We know that by writing in the first person, the reader can get closest to the protagonist.  We are engaged in their ever mounting struggle, and care about the situation they are caught up in.  The individual becomes our friend and their cohorts our family.  But the author treats them as someone else's children who she can't stand.  The reader is kept hanging on, coping with a way of life that is alien, but gradually becoming familiar.



A lot of people write that way, but from the books I'm reading, it seems less popular at the moment.

This may be because it's easier to present a rounded impression of the story by delving into different points of view.  It allows you to develop each character by seeing them from conflicting angles.  We know from our own experience that everyone has good and bad characteristics; which is which, can be a matter of opinion.

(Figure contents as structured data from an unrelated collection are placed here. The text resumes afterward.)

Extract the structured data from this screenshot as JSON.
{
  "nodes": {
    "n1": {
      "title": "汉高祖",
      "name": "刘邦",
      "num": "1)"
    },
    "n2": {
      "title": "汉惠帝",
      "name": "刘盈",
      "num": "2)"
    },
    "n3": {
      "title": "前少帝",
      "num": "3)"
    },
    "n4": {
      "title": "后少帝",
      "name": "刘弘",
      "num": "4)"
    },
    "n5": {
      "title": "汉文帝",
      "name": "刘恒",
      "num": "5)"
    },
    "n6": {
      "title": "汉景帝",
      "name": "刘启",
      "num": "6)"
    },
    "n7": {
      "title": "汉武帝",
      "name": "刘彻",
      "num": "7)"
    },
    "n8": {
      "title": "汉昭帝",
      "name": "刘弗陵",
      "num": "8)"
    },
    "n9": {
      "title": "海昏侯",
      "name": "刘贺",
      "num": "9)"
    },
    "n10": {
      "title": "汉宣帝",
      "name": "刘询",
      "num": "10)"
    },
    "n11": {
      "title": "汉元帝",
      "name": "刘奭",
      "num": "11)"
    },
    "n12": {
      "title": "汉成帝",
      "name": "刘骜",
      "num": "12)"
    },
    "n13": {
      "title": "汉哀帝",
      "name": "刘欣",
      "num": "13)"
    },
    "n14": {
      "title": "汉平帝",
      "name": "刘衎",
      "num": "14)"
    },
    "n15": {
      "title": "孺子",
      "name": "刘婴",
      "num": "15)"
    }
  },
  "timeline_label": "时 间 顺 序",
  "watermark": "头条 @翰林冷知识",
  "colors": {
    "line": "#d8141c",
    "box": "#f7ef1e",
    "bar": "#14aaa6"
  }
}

A positive as seen from one person can be a negative in the eyes of someone else, especially if there has been friction between them.

The book I'm working on has four points of view.  At the time that I had it professionally critiqued, the reader followed Baz more than anyone else but other characters had their say.  One comment I had to face was that, on reading the manuscript, she didn't see it as Baz's story, because other people got in the way.

In the end, I stayed with several points of view because it is the way I want to write.  But in doing so, I have to accept that the reader will not fall in love with my main character to the same extent as they would have, if I'd written in the first person.